Myanmar erlebt ein schmerzhaftes Déjà-vu. Gerade erst begannen die Erinnerungen an ein halbes Jahrhundert Militärdiktatur zu verblassen, da hat sich in der Nacht auf Montag die Armee zurück an die Macht geputscht.Am Montag hätte das Parlament in seiner neu gewählten Zusammensetzung zu seiner ersten Sitzung zusammenkommen sollen.

Stattdessen wurden De-Facto-Regierungschefin Aung San Suu Kyi, Präsident Win Myint und weitere Mitglieder der Regierungspartei NLD festgenommen, das Militär hat den Ausnahmezustand ausgerufen – zumindest für ein Jahr. Das scheint jedoch unwahrscheinlich, erklärt Andrew Nachemson, Korrespondent für Al Jazeera in Myanmar im Gespräch mit der Kleinen Zeitung. „Ich glaube niemand in Myanmar glaubt ihnen. Sie sind gekommen, um an der Macht zu bleiben. Ich bin in einer Demokratie zu Bett gegangen und in einer Diktatur aufgewacht.“


Hintergrund des Putsches sind Vorwürfe des Wahlbetrugs bei der Parlamentswahl im November nach dem klaren Sieg Suu Kyis – Beweise dafür gibt es nicht. Der Vize-Direktor von Human Rights Watch in Asien, Phil Robertson, vergleicht die Situation mit der Weigerung von Ex-Präsident Donald Trump, das Wahlergebnis in den USA anzuerkennen. „Die Angst vor zunehmendem Machtverlust des Militärs dürfte angesichts Erdrutschsieges so groß gewesen sein, dass die Generäle meinten, putschen zu müssen“, analysiert der Korrespondent.

Proteste wahrscheinlich

Sehr wahrscheinlich komme es zu Protesten, befeuert durch den Aufruf der inhaftierten Regierungschefin: „Die Öffentlichkeit ist dazu aufgerufen, sich dem Militärputsch voll und ganz zu widersetzen und sich entschieden dagegen zu wehren“, schrieb sie Stunden nach ihrer Festsetzung in einer Erklärung. Auch auf Twitter verbreiteten sich Hashtags wie „Rettet Myanmar“ rasant.
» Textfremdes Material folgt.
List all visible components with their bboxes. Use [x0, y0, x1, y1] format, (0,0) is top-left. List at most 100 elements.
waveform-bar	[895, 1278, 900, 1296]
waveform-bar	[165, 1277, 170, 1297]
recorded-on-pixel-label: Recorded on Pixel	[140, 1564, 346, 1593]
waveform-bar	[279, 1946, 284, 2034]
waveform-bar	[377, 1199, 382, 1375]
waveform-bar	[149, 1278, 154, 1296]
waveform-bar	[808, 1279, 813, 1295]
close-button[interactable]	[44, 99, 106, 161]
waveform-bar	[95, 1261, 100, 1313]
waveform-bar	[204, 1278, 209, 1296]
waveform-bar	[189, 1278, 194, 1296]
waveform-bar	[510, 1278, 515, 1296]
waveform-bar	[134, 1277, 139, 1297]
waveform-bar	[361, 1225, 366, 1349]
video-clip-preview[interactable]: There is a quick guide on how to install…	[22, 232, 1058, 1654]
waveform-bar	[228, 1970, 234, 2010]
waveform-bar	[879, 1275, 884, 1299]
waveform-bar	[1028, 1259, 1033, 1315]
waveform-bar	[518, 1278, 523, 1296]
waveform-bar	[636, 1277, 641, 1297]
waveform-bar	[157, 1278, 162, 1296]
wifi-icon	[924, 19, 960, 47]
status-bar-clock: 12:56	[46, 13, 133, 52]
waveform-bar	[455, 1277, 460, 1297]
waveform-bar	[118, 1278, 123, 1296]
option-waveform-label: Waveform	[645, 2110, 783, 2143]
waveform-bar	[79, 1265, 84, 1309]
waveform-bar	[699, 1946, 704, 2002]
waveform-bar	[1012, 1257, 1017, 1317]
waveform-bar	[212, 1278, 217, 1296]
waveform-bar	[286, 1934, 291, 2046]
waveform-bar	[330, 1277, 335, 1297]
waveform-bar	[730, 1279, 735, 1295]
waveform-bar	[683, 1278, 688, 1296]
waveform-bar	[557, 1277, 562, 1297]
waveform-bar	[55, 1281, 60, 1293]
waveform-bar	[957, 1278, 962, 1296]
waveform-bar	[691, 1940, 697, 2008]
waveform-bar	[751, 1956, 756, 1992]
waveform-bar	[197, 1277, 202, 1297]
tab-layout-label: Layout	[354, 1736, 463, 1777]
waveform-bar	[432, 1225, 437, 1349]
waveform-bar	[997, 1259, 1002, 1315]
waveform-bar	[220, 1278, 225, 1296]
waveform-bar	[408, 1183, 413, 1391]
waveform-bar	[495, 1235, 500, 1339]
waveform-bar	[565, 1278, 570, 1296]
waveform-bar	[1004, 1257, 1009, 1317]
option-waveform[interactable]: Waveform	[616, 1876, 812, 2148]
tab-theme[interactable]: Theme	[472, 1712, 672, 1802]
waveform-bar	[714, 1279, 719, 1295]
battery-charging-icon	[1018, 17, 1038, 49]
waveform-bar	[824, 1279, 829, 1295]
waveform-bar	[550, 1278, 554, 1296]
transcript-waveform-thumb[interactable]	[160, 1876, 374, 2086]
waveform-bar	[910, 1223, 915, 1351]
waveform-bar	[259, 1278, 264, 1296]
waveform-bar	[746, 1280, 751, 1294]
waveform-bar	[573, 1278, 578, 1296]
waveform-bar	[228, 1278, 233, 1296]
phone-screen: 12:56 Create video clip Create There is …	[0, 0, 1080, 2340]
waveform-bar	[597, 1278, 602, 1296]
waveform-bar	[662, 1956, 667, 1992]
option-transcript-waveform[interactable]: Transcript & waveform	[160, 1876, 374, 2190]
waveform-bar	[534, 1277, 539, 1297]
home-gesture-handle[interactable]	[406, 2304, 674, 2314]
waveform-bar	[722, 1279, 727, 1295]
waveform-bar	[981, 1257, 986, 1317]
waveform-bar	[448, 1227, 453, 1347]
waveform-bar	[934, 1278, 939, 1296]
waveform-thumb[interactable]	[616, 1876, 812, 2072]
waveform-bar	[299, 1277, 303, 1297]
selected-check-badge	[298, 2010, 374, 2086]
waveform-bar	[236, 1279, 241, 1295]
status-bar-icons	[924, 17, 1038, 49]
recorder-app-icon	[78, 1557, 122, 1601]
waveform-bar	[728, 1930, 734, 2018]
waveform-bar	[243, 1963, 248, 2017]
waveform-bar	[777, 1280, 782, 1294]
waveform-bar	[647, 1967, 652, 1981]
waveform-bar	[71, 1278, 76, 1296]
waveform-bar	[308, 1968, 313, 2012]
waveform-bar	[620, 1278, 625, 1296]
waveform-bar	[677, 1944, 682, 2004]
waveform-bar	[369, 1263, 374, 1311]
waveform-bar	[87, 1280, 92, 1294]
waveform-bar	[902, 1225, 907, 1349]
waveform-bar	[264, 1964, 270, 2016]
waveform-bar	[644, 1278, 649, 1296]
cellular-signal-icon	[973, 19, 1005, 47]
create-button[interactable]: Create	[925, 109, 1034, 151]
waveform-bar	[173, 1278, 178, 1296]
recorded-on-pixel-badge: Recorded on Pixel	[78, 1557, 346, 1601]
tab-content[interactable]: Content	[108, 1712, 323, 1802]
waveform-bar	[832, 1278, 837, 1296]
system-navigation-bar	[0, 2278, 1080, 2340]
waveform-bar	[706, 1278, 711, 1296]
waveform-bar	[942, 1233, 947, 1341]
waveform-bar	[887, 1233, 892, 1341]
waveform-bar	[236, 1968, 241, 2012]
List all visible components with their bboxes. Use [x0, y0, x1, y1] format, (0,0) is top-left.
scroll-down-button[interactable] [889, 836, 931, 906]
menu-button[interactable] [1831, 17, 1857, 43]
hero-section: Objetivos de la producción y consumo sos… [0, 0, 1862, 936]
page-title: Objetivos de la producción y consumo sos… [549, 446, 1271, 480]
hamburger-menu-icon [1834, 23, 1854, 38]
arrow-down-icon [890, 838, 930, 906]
Wie die Führung auf mögliche Proteste reagieren würde – zurückhaltend oder brutal niederprügelnd – bleibt abzuwarten. Zunächst wurde versucht die Bevölkerung an Zusammenkünften zu hindern. Das Internet wurden immer wieder unterbrochen. Jedoch: „Die Menschen haben Angst, sind jedoch auch wütend. Man spürt den Widerstand“, sagt Nachemson.